Fig. 2. Extracellular modulators of neutrophil apoptosis.

This figure focuses on recently published extrinsic modulators of neutrophil apoptosis. a Caspase-8-activated Bid and the executioner Bax/Bak promote Fas-induced neutrophil apoptosis. b–c G-CSF mainly targets Mcl-1 to postpone neutrophil apoptosis, but GM-CSF upregulated Bcl-xL to be the main guardian. d RvE1, as an endogenous lipid mediator, promotes ROS generation and apoptotic caspases activation, and simultaneously negatively regulates ERK- and Akt-mediated anti-apoptotic signals, thereby predisposing neutrophils to phagocytosis-induced apoptosis. e–f Physiological doses of estradiol and progesterone delay neutrophil apoptosis by reducing cyto c release and subsequent caspase activation. g Adiponectin reduces neutrophil apoptosis by stabilizing Mcl-1 and decreasing caspase-3 cleavage. It also activates MAPK, ERK 1/2, Akt, and AMPK signaling. h The interaction between vitronectin and β1/β3/β5 integrins activates Akt and ERK1/2 to diminish neutrophil apoptosis, independently of p38 signaling. i PD-L1 is upregulated in sepsis patients’ neutrophils and activates PI3K/Akt signaling to delay septic neutrophil death. j–m Hypoxia regulates HIF family proteins to delay neutrophil apoptosis. (By Figdraw: PPRSAd2e22).
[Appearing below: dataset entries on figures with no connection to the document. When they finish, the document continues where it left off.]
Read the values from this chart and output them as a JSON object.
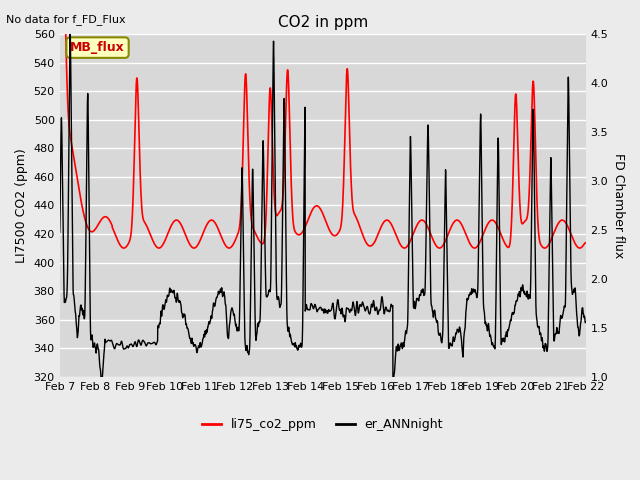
{
  "title": "CO2 in ppm",
  "top_left_text": "No data for f_FD_Flux",
  "ylabel_left": "LI7500 CO2 (ppm)",
  "ylabel_right": "FD Chamber flux",
  "ylim_left": [
    320,
    560
  ],
  "ylim_right": [
    1.0,
    4.5
  ],
  "yticks_left": [
    320,
    340,
    360,
    380,
    400,
    420,
    440,
    460,
    480,
    500,
    520,
    540,
    560
  ],
  "yticks_right": [
    1.0,
    1.5,
    2.0,
    2.5,
    3.0,
    3.5,
    4.0,
    4.5
  ],
  "xtick_labels": [
    "Feb 7",
    "Feb 8",
    "Feb 9",
    "Feb 10",
    "Feb 11",
    "Feb 12",
    "Feb 13",
    "Feb 14",
    "Feb 15",
    "Feb 16",
    "Feb 17",
    "Feb 18",
    "Feb 19",
    "Feb 20",
    "Feb 21",
    "Feb 22"
  ],
  "legend_entries": [
    {
      "label": "li75_co2_ppm",
      "color": "#ff0000",
      "lw": 1.5
    },
    {
      "label": "er_ANNnight",
      "color": "#000000",
      "lw": 1.5
    }
  ],
  "mb_flux_box": {
    "text": "MB_flux",
    "color": "#cc0000",
    "bg": "#ffffc0"
  },
  "background_color": "#ebebeb",
  "plot_bg_color": "#d8d8d8",
  "grid_color": "#ffffff",
  "seed": 42,
  "n_points": 3600,
  "line_color_red": "#ff0000",
  "line_color_black": "#000000"
}
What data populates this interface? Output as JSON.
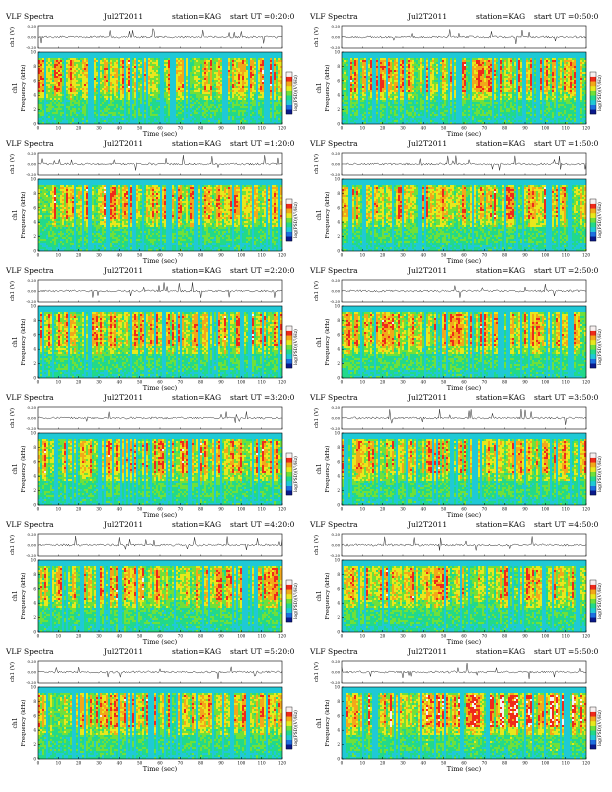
{
  "colors": {
    "background": "#ffffff",
    "colormap": [
      "#0b1a8c",
      "#1d6fe0",
      "#1fc9d6",
      "#22d98a",
      "#6fe03a",
      "#e8e81c",
      "#f2a81a",
      "#ef2a1a",
      "#f7f0f0"
    ],
    "trace": "#222222"
  },
  "labels": {
    "title_prefix": "VLF Spectra",
    "station": "station=KAG",
    "voltage_axis": "ch1 (V)",
    "freq_axis_top": "ch1",
    "freq_axis_bottom": "Frequency (kHz)",
    "time_axis": "Time (sec)",
    "colorbar_label": "log(PSD)(V²/Hz)"
  },
  "chart_data": [
    {
      "type": "heatmap",
      "title": "VLF Spectra",
      "date": "Jul2T2011",
      "station": "station=KAG",
      "start": "start UT =0:20:0",
      "xlabel": "Time (sec)",
      "ylabel": "Frequency (kHz)",
      "xlim": [
        0,
        120
      ],
      "ylim": [
        0,
        10
      ],
      "xticks": [
        0,
        10,
        20,
        30,
        40,
        50,
        60,
        70,
        80,
        90,
        100,
        110,
        120
      ],
      "yticks": [
        0,
        2,
        4,
        6,
        8,
        10
      ],
      "voltage_ticks": [
        "0.20",
        "0.00",
        "-0.20"
      ],
      "colorbar_label": "log(PSD)(V²/Hz)",
      "grid": false
    },
    {
      "type": "heatmap",
      "title": "VLF Spectra",
      "date": "Jul2T2011",
      "station": "station=KAG",
      "start": "start UT =0:50:0",
      "xlabel": "Time (sec)",
      "ylabel": "Frequency (kHz)",
      "xlim": [
        0,
        120
      ],
      "ylim": [
        0,
        10
      ],
      "xticks": [
        0,
        10,
        20,
        30,
        40,
        50,
        60,
        70,
        80,
        90,
        100,
        110,
        120
      ],
      "yticks": [
        0,
        2,
        4,
        6,
        8,
        10
      ],
      "voltage_ticks": [
        "0.20",
        "0.00",
        "-0.20"
      ],
      "colorbar_label": "log(PSD)(V²/Hz)",
      "grid": false
    },
    {
      "type": "heatmap",
      "title": "VLF Spectra",
      "date": "Jul2T2011",
      "station": "station=KAG",
      "start": "start UT =1:20:0",
      "xlabel": "Time (sec)",
      "ylabel": "Frequency (kHz)",
      "xlim": [
        0,
        120
      ],
      "ylim": [
        0,
        10
      ],
      "xticks": [
        0,
        10,
        20,
        30,
        40,
        50,
        60,
        70,
        80,
        90,
        100,
        110,
        120
      ],
      "yticks": [
        0,
        2,
        4,
        6,
        8,
        10
      ],
      "voltage_ticks": [
        "0.20",
        "0.00",
        "-0.20"
      ],
      "colorbar_label": "log(PSD)(V²/Hz)",
      "grid": false
    },
    {
      "type": "heatmap",
      "title": "VLF Spectra",
      "date": "Jul2T2011",
      "station": "station=KAG",
      "start": "start UT =1:50:0",
      "xlabel": "Time (sec)",
      "ylabel": "Frequency (kHz)",
      "xlim": [
        0,
        120
      ],
      "ylim": [
        0,
        10
      ],
      "xticks": [
        0,
        10,
        20,
        30,
        40,
        50,
        60,
        70,
        80,
        90,
        100,
        110,
        120
      ],
      "yticks": [
        0,
        2,
        4,
        6,
        8,
        10
      ],
      "voltage_ticks": [
        "0.20",
        "0.00",
        "-0.20"
      ],
      "colorbar_label": "log(PSD)(V²/Hz)",
      "grid": false
    },
    {
      "type": "heatmap",
      "title": "VLF Spectra",
      "date": "Jul2T2011",
      "station": "station=KAG",
      "start": "start UT =2:20:0",
      "xlabel": "Time (sec)",
      "ylabel": "Frequency (kHz)",
      "xlim": [
        0,
        120
      ],
      "ylim": [
        0,
        10
      ],
      "xticks": [
        0,
        10,
        20,
        30,
        40,
        50,
        60,
        70,
        80,
        90,
        100,
        110,
        120
      ],
      "yticks": [
        0,
        2,
        4,
        6,
        8,
        10
      ],
      "voltage_ticks": [
        "0.20",
        "0.00",
        "-0.20"
      ],
      "colorbar_label": "log(PSD)(V²/Hz)",
      "grid": false
    },
    {
      "type": "heatmap",
      "title": "VLF Spectra",
      "date": "Jul2T2011",
      "station": "station=KAG",
      "start": "start UT =2:50:0",
      "xlabel": "Time (sec)",
      "ylabel": "Frequency (kHz)",
      "xlim": [
        0,
        120
      ],
      "ylim": [
        0,
        10
      ],
      "xticks": [
        0,
        10,
        20,
        30,
        40,
        50,
        60,
        70,
        80,
        90,
        100,
        110,
        120
      ],
      "yticks": [
        0,
        2,
        4,
        6,
        8,
        10
      ],
      "voltage_ticks": [
        "0.20",
        "0.00",
        "-0.20"
      ],
      "colorbar_label": "log(PSD)(V²/Hz)",
      "grid": false
    },
    {
      "type": "heatmap",
      "title": "VLF Spectra",
      "date": "Jul2T2011",
      "station": "station=KAG",
      "start": "start UT =3:20:0",
      "xlabel": "Time (sec)",
      "ylabel": "Frequency (kHz)",
      "xlim": [
        0,
        120
      ],
      "ylim": [
        0,
        10
      ],
      "xticks": [
        0,
        10,
        20,
        30,
        40,
        50,
        60,
        70,
        80,
        90,
        100,
        110,
        120
      ],
      "yticks": [
        0,
        2,
        4,
        6,
        8,
        10
      ],
      "voltage_ticks": [
        "0.20",
        "0.00",
        "-0.20"
      ],
      "colorbar_label": "log(PSD)(V²/Hz)",
      "grid": false
    },
    {
      "type": "heatmap",
      "title": "VLF Spectra",
      "date": "Jul2T2011",
      "station": "station=KAG",
      "start": "start UT =3:50:0",
      "xlabel": "Time (sec)",
      "ylabel": "Frequency (kHz)",
      "xlim": [
        0,
        120
      ],
      "ylim": [
        0,
        10
      ],
      "xticks": [
        0,
        10,
        20,
        30,
        40,
        50,
        60,
        70,
        80,
        90,
        100,
        110,
        120
      ],
      "yticks": [
        0,
        2,
        4,
        6,
        8,
        10
      ],
      "voltage_ticks": [
        "0.20",
        "0.00",
        "-0.20"
      ],
      "colorbar_label": "log(PSD)(V²/Hz)",
      "grid": false
    },
    {
      "type": "heatmap",
      "title": "VLF Spectra",
      "date": "Jul2T2011",
      "station": "station=KAG",
      "start": "start UT =4:20:0",
      "xlabel": "Time (sec)",
      "ylabel": "Frequency (kHz)",
      "xlim": [
        0,
        120
      ],
      "ylim": [
        0,
        10
      ],
      "xticks": [
        0,
        10,
        20,
        30,
        40,
        50,
        60,
        70,
        80,
        90,
        100,
        110,
        120
      ],
      "yticks": [
        0,
        2,
        4,
        6,
        8,
        10
      ],
      "voltage_ticks": [
        "0.20",
        "0.00",
        "-0.20"
      ],
      "colorbar_label": "log(PSD)(V²/Hz)",
      "grid": false
    },
    {
      "type": "heatmap",
      "title": "VLF Spectra",
      "date": "Jul2T2011",
      "station": "station=KAG",
      "start": "start UT =4:50:0",
      "xlabel": "Time (sec)",
      "ylabel": "Frequency (kHz)",
      "xlim": [
        0,
        120
      ],
      "ylim": [
        0,
        10
      ],
      "xticks": [
        0,
        10,
        20,
        30,
        40,
        50,
        60,
        70,
        80,
        90,
        100,
        110,
        120
      ],
      "yticks": [
        0,
        2,
        4,
        6,
        8,
        10
      ],
      "voltage_ticks": [
        "0.20",
        "0.00",
        "-0.20"
      ],
      "colorbar_label": "log(PSD)(V²/Hz)",
      "grid": false
    },
    {
      "type": "heatmap",
      "title": "VLF Spectra",
      "date": "Jul2T2011",
      "station": "station=KAG",
      "start": "start UT =5:20:0",
      "xlabel": "Time (sec)",
      "ylabel": "Frequency (kHz)",
      "xlim": [
        0,
        120
      ],
      "ylim": [
        0,
        10
      ],
      "xticks": [
        0,
        10,
        20,
        30,
        40,
        50,
        60,
        70,
        80,
        90,
        100,
        110,
        120
      ],
      "yticks": [
        0,
        2,
        4,
        6,
        8,
        10
      ],
      "voltage_ticks": [
        "0.20",
        "0.00",
        "-0.20"
      ],
      "colorbar_label": "log(PSD)(V²/Hz)",
      "grid": false
    },
    {
      "type": "heatmap",
      "title": "VLF Spectra",
      "date": "Jul2T2011",
      "station": "station=KAG",
      "start": "start UT =5:50:0",
      "xlabel": "Time (sec)",
      "ylabel": "Frequency (kHz)",
      "xlim": [
        0,
        120
      ],
      "ylim": [
        0,
        10
      ],
      "xticks": [
        0,
        10,
        20,
        30,
        40,
        50,
        60,
        70,
        80,
        90,
        100,
        110,
        120
      ],
      "yticks": [
        0,
        2,
        4,
        6,
        8,
        10
      ],
      "voltage_ticks": [
        "0.20",
        "0.00",
        "-0.20"
      ],
      "colorbar_label": "log(PSD)(V²/Hz)",
      "grid": false
    }
  ]
}
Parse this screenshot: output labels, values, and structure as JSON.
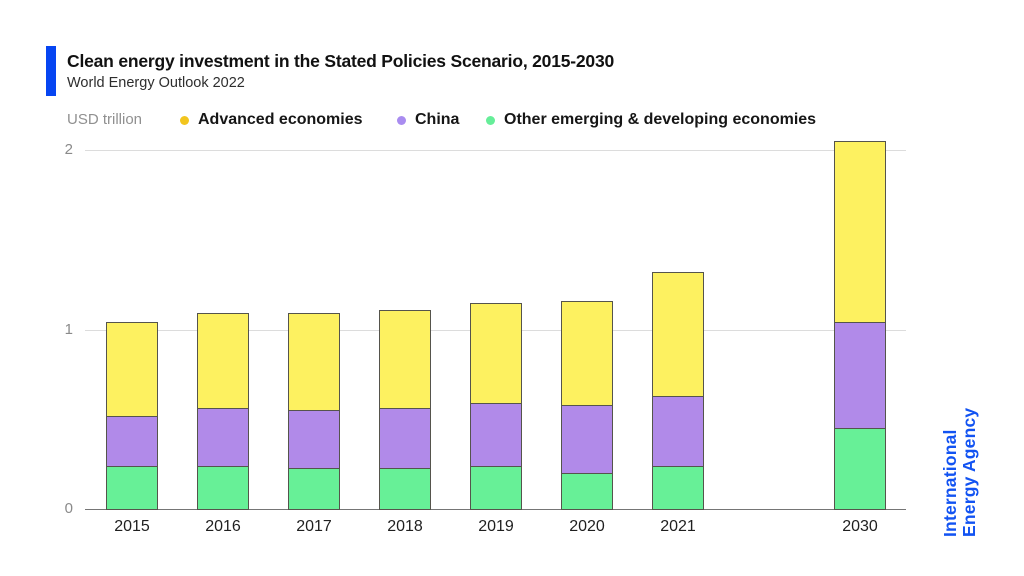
{
  "header": {
    "title": "Clean energy investment in the Stated Policies Scenario, 2015-2030",
    "subtitle": "World Energy Outlook 2022"
  },
  "legend": {
    "axis_unit": "USD trillion",
    "items": [
      {
        "label": "Advanced economies",
        "dot_color": "#f2c51e"
      },
      {
        "label": "China",
        "dot_color": "#a98cf0"
      },
      {
        "label": "Other emerging & developing economies",
        "dot_color": "#66ee99"
      }
    ]
  },
  "logo": {
    "line1": "International",
    "line2": "Energy Agency",
    "color": "#1253f2"
  },
  "colors": {
    "accent_blue": "#0645f2",
    "advanced_economies": "#fdf160",
    "china": "#b18ae9",
    "other_emerging": "#67f097",
    "bar_outline": "#55544c",
    "gridline": "#dcdcdc",
    "zero_axis": "#757575"
  },
  "chart_data": {
    "type": "bar",
    "stacked": true,
    "title": "Clean energy investment in the Stated Policies Scenario, 2015-2030",
    "subtitle": "World Energy Outlook 2022",
    "unit": "USD trillion",
    "categories": [
      "2015",
      "2016",
      "2017",
      "2018",
      "2019",
      "2020",
      "2021",
      "2030"
    ],
    "series": [
      {
        "name": "Other emerging & developing economies",
        "color": "#67f097",
        "values": [
          0.24,
          0.24,
          0.23,
          0.23,
          0.24,
          0.2,
          0.24,
          0.45
        ]
      },
      {
        "name": "China",
        "color": "#b18ae9",
        "values": [
          0.28,
          0.32,
          0.32,
          0.33,
          0.35,
          0.38,
          0.39,
          0.59
        ]
      },
      {
        "name": "Advanced economies",
        "color": "#fdf160",
        "values": [
          0.52,
          0.53,
          0.54,
          0.55,
          0.56,
          0.58,
          0.69,
          1.01
        ]
      }
    ],
    "totals": [
      1.04,
      1.09,
      1.09,
      1.11,
      1.15,
      1.16,
      1.32,
      2.05
    ],
    "ylim": [
      0,
      2.1
    ],
    "yticks": [
      0,
      1,
      2
    ],
    "grid": "horizontal",
    "legend_position": "top",
    "legend_order": [
      "Advanced economies",
      "China",
      "Other emerging & developing economies"
    ]
  }
}
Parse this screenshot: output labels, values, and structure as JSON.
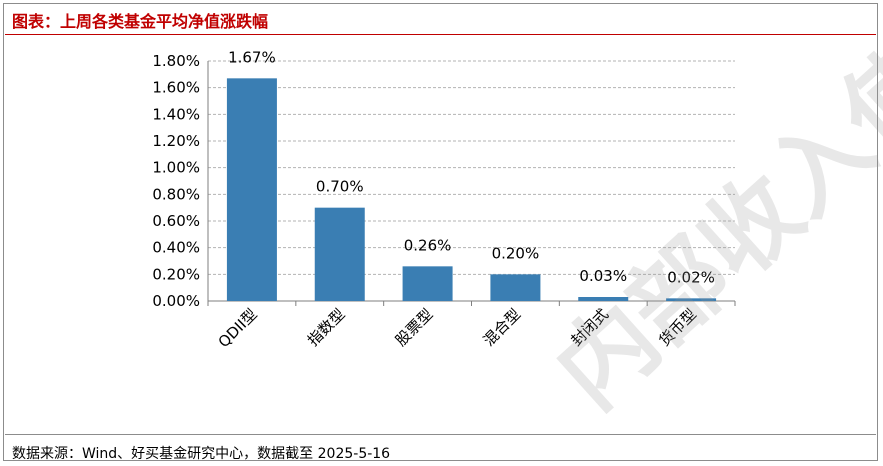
{
  "title": "图表：上周各类基金平均净值涨跌幅",
  "source": "数据来源：Wind、好买基金研究中心，数据截至 2025-5-16",
  "watermark": "内部收入使用",
  "colors": {
    "bar": "#3a7eb3",
    "title": "#c00000",
    "grid": "#b3b3b3"
  },
  "chart_data": {
    "type": "bar",
    "title": "",
    "xlabel": "",
    "ylabel": "",
    "categories": [
      "QDII型",
      "指数型",
      "股票型",
      "混合型",
      "封闭式",
      "货币型"
    ],
    "values": [
      1.67,
      0.7,
      0.26,
      0.2,
      0.03,
      0.02
    ],
    "data_labels": [
      "1.67%",
      "0.70%",
      "0.26%",
      "0.20%",
      "0.03%",
      "0.02%"
    ],
    "ylim": [
      0,
      1.8
    ],
    "yticks": [
      0,
      0.2,
      0.4,
      0.6,
      0.8,
      1.0,
      1.2,
      1.4,
      1.6,
      1.8
    ],
    "ytick_labels": [
      "0.00%",
      "0.20%",
      "0.40%",
      "0.60%",
      "0.80%",
      "1.00%",
      "1.20%",
      "1.40%",
      "1.60%",
      "1.80%"
    ],
    "grid": true,
    "grid_style": "dashed",
    "legend": "none"
  }
}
ROS reactive oxygen species, Bim Bcl-2-interacting mediator of cell death, Noxa phorbol-12-myristate-13-acetate-induced protein 1, Puma Bcl-2-binding component 3, Bid BH3-interacting domain death agonist, Mcl-1 myeloid leukemia cell differentiation protein Mcl-1, Bcl-xL Bcl-2-like protein 1, Bak Bcl-2 homologous antagonist/killer, Bax Bcl-2-associated X protein, MOMP mitochondrial outer membrane permeabilization, G-CSF granulocyte-colony stimulating factor, GM-CSF granulocytemacrophage colony-stimulating factor, XIAP E3 ubiquitin-protein ligase XIAP, RvE1 Resolvin E1, BLT1 leukotriene B4 receptor, MAPK mitogen-activated protein kinase, AMPK adenosine monophosphate-activated protein kinase, ERK extracellular signal-regulated kinase, Akt protein kinase B, HIF hypoxia-inducible factor, FIH factor inhibiting HIF, PHD prolyl hydroxylases, pVHL von Hippel Lindau protein.

Fig. 3. GSDME-mediated neutrophil pyroptosis and its potential regulatory factors.

In aging neutrophils, proteinase 3 (PR3), released through lysosomal membrane permeabilization (LMP), cleaves procaspase-3. Activated caspase-3 then cleaves GSDME to trigger pyroptosis. GSDMD is also cleaved by neutrophil elastase (NE) or cathepsin G (CG) released by LMP, but instead of causing pyroptosis by forming pores on the cell membrane, GSDMD-NT perforates granules to amplify LMP. Different death modes and post-death fates of neutrophils determine inflammatory responses. Given that GSDME-mediated neutrophil pyroptosis seems to be a promising target, various regulatory factors at different levels are summarized. Of note, the above mechanisms are mainly studied in other cell types and remain to be verified in neutrophils. (By Figdraw: AAAYTbd5df). GSDMD gasdermin D, GSDME gasdermin E, LMP lysosomal membrane permeabilization, NE neutrophil elastase, PR3 proteinase 3, DAMPs damage-associated molecular patterns, PMR plasma membrane rupture, LAND-V large aging neutrophil-derived vesicles, SP1 specificity protein 1, STAT3 signal transducer and activator of transcription 3, 2- BP, 2-bromopalmitate Sc S-(2-succinyl)cysteine, Pa palmitoylation, GlcNAc-6P N-acetylglucosamine-6-phosphate, AMPK adenosine monophosphate-activated protein kinase, TNFSF15 tumor necrosis factor superfamily member 15, Ph phosphorylation.